第64章

But how different are the feelings that arise within us, as soon as we enter into the society of our fellow-creatures! "The end of the commandment is love." It is the going forth of the heart towards those to whom we are bound by the ties of a common nature, affinity, sympathy or worth, that is the luminary of the moral world. Without it there would have been "a huge eclipse of sun and moon;" or at best, as a well-known writer[29] expresses it in reference to another subject, we should have lived in "a silent and drab-coloured creation." We are prepared by the power that made us for feelings and emotions; and, unless these come to diversify and elevate our existence, we should waste our days in melancholy, and scarcely be able to sustain ourselves. The affection we entertain for those towards whom our partiality and kindness are excited, is the life of our life. It is to this we are indebted for all our refinement, and, in the noblest sense of the word, for all our humanity. Without it we should have had no sentiment (a word, however abused, which, when properly defined, comprises every thing that is the crown of our nature), and no poetry.--Love and hatred, as they regard our fellow-creatures, in contradistinction to the complacency, or the feeling of an opposite nature, which is excited in us towards inanimate objects, arc entirely the offspring of the delusive sense of liberty.

[29] Thomas Paine.

The terms, praise and blame, express to a great degree the same sentiments as those of love and hatred, with this difference, that praise and blame in their simplest sense apply to single actions, whereas love and hatred are produced in us by the sum of those actions or tendencies, which constitute what we call character. There is also another difference, that love and hatred are engendered in us by other causes as well as moral qualities; but praise and blame, in the sense in which they are peculiarly applied to our fellow-mortals, are founded on moral qualities only. In love and hatred however, when they are intense or are lasting, some reference to moral qualities is perhaps necessarily implied.
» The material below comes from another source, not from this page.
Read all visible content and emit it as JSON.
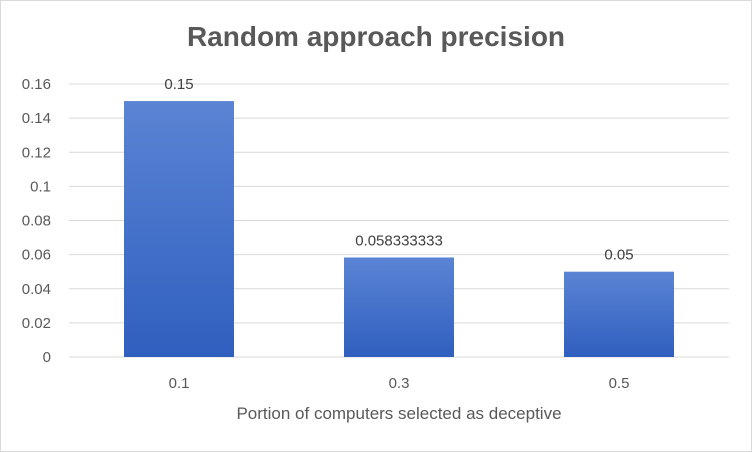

The love between the sexes, unless in cases where it is of a peculiarly transient nature, always comprises in it a belief that the party who is the object of our love, is distinguished by tendencies of an amiable nature, which we expect to see manifesting themselves in affectionate attentions and acts of kindness. Even the admiration we entertain for the features, the figure, and personal graces of the object of our regard, is mixed with and heightened by our expectation of actions and tones that generate approbation, and, if divested of this, would be of small signification or permanence. In like manner in the ties of affinity, or in cases where we are impelled by the consideration, "He also is a man as well as I," the excitement will carry us but a little way, unless we discover in the being towards whom we are moved some peculiarities which may beget a moral partiality and regard.

And, as towards our fellow-creatures, so in relation to ourselves, our moral sentiments are all involved with, and take their rise in, the delusive sense of liberty. It is in this that is contained the peculiar force of the terms virtue, duty, guilt and desert. We never pronounce these words without thinking of the action to which they refer, as that which might or might not be done, and therefore unequivocally approve or disapprove in ourselves and others. A virtuous man, as the term is understood by all, as soon as we are led to observe upon those qualities, and the exhibition of those qualities in actual life, which constitute our nature, is a man who, being in full possession of the freedom of human action, is engaged in doing those things which a sound judgment of the tendencies of what we do pronounces to be good.

Duty is a term that can scarcely be said to have a meaning, except that which it derives from the delusive sense of liberty.

According to the creed of the necessarian, it expresses that mode of action on the part of the individual, which constitutes the best possible application of his capacity to the general benefit[30]. In the mean time, if we confine ourselves to this definition, it may as well be taken to describe the best application of a knife, or any other implement proceeding from the hands of the manufacturer, as of the powers of a human being.

But we surely have a very different idea in our minds, when we employ the term duty. It is not agreeable to the use of language that we should use this term, except we speak of a being in the exercise of volition.

[30] Political Justice, Book II, Chap. IV.

Duty then means that which may justly be required of a human creature in the possession of liberty of action. It includes in its proper sense the conception of the empire of will, the notion that mind is an arbiter, that it sits on its throne, and decides, as an absolute prince, this way or that.

Duty is the performance of what is due, the discharge of a debt (debitum). But a knife owes nothing, and can in no sense be said to be held to one sort of application rather than another; the debt can only belong to a human being in possession of his liberty, by whom the knife may be applied laudably or otherwise.

A multitude of terms instantly occur to us, the application of which is limited in the same manner as the term duty is limited: such are, to owe, obligation, debt, bond, right, claim, sin, crime, guilt, merit and desert. Even reward and punishment, however they may be intelligible when used merely in the sense of motives employed, have in general acceptation a sense peculiarly derived from the supposed freedom of the human will.

The mode therefore in which the advocates of the doctrine of necessity have universally talked and written, is one of the most memorable examples of the hallucination of the human intellect.